Since I wasn't able to find a simple solution via some built-in PHP functions, I wrote two functions to (1) check if the entered string may be a number at all and (2) if it is well-formed depending on the separators used.
I restricted the possible separators to period (.
), comma (,
), space () and apostrophe (
'
) as thousands separators. The decimal point may only be one of the first two options.
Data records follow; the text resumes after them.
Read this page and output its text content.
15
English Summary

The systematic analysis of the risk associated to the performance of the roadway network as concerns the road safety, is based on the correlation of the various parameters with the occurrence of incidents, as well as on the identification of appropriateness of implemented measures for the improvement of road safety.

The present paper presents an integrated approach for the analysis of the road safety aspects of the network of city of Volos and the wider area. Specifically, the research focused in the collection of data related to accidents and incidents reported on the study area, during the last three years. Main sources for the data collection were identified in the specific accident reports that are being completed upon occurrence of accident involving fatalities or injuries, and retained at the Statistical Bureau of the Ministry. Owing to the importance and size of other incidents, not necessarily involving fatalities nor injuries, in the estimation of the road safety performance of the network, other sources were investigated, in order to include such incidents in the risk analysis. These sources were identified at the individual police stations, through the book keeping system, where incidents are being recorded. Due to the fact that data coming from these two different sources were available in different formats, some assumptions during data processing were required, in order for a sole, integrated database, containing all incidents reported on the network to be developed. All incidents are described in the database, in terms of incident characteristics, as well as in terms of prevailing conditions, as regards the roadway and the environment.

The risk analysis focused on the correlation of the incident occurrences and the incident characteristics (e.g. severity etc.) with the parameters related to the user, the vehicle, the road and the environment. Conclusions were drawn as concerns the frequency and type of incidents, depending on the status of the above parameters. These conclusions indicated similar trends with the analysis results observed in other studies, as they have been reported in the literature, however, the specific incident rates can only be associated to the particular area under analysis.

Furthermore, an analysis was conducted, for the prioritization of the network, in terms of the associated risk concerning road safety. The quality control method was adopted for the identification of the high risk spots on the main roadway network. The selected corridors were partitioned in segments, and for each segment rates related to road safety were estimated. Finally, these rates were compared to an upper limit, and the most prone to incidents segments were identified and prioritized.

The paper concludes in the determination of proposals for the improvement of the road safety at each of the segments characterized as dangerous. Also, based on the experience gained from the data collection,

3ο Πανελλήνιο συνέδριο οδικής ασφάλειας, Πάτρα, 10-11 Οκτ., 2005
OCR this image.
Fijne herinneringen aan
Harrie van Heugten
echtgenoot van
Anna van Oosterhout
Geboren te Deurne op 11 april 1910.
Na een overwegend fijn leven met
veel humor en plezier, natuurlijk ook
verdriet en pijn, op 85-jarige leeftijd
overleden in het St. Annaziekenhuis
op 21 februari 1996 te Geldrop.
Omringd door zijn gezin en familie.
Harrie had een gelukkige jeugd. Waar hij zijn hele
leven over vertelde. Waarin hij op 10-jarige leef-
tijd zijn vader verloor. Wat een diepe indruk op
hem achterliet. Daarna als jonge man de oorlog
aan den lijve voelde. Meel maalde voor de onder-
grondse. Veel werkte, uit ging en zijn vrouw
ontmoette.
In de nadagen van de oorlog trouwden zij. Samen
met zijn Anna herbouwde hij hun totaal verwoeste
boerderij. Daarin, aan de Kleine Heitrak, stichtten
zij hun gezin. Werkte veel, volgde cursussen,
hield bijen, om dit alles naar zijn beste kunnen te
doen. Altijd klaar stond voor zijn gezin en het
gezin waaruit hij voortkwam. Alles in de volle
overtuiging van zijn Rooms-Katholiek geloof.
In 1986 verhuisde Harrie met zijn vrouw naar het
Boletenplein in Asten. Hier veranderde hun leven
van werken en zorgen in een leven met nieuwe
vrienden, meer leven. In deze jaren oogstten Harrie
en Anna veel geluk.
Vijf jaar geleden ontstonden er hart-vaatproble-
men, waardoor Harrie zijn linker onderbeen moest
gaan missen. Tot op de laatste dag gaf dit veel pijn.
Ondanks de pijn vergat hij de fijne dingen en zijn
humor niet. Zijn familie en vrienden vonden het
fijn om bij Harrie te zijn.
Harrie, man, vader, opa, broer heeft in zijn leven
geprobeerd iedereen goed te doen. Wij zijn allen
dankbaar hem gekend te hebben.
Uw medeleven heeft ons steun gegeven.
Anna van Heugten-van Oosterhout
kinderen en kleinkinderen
Both sets of separators can be edited to allow even more or restrict the ones in place.
What I am actually doing is to look for all number columns and all separators by using a couple of simple preg_match_all
calls.
The complete code reads as follows and should be self-explaining as I added some comments when throwing a false
. I'm sure, this can be simplified somehow, but it works right now and filters many errors while allowing even some strange combinations such as 2 000 000.25
or 2'000'000,25
.
function check_number($number) {
if ((int) substr($number,0,1) == 0) {
return false; // not starting with a digit greater than 0
}
if ((string) substr($number,-1) != "0" && (int) substr($number,-1) == 0) {
return false; // not ending with a digit
}
preg_match_all('/([^0-9]{2,})/', $number, $sep, PREG_PATTERN_ORDER);
if (isset($sep[0][0])) {
return false; // more than one consecutive non-digit character
}
preg_match_all('/([^0-9]{1})/', $number, $sep, PREG_PATTERN_ORDER);
if (count($sep[0]) > 2 && count(array_unique($sep[0])) > 2) {
return false; // more than 2 different separators
}
elseif (count($sep[0]) > 2) {
$last_sep = array_pop($sep[0]);
if (!in_array($last_sep,array(".",","))) {
return false; // separator not allowed as last one
}
$sep_unique = array_unique($sep[0]);
if (count($sep_unique) > 1) {
return false; // not all separators (except last one) are identical
}
elseif (!in_array($sep_unique[0],array("'",".",","," "))) {
return false; // separator not allowed
}
}
return true;
}
function convert_number($number) {
preg_match_all('/([0-9]+)/', $number, $num, PREG_PATTERN_ORDER);
preg_match_all('/([^0-9]{1})/', $number, $sep, PREG_PATTERN_ORDER);
if (count($sep[0]) == 0) {
// no separator, integer
return (int) $num[0][0];
}
elseif (count($sep[0]) == 1) {
// one separator, look for last number column
if (strlen($num[0][1]) == 3) {
if (strlen($num[0][0]) <= 3) {
// treat as thousands seperator
return (int) ($num[0][0] * 1000 + $num[0][1]);
}
elseif (strlen($num[0][0]) > 3) {
// must be decimal point
return (float) ($num[0][0] + $num[0][1] / 1000);
}
}
else {
// must be decimal point
return (float) ($num[0][0] + $num[0][1] / pow(10,strlen($num[0][1])));
}
}
else {
// multiple separators, check first an last
if ($sep[0][0] == end($sep[0])) {
// same character, only thousands separators, check well-formed nums
$value = 0;
foreach($num[0] AS $p => $n) {
if ($p == 0 && strlen($n) > 3) {
return -1; // malformed number, incorrect thousands grouping
}
elseif ($p > 0 && strlen($n) != 3) {
return -1; // malformed number, incorrect thousands grouping
}
$value += $n * pow(10, 3 * (count($num[0]) - 1 - $p));
}
return (int) $value;
}
else {
// mixed characters, thousands separators and decimal point
$decimal_part = array_pop($num[0]);
$value = 0;
foreach($num[0] AS $p => $n) {
if ($p == 0 && strlen($n) > 3) {
return -1; // malformed number, incorrect thousands grouping
}
elseif ($p > 0 && strlen($n) != 3) {
return -1; // malformed number, incorrect thousands grouping
}
$value += $n * pow(10, 3 * (count($num[0]) - 1 - $p));
}
return (float) ($value + $decimal_part / pow(10,strlen($decimal_part)));
}
}
}
I am aware of one flaw this set of function has: 1.234
or 1,234
will always be treated as the whole number 1234
, as the function assumes the separator must be a thousands separator if there are less than 4 digits in front of the single separator.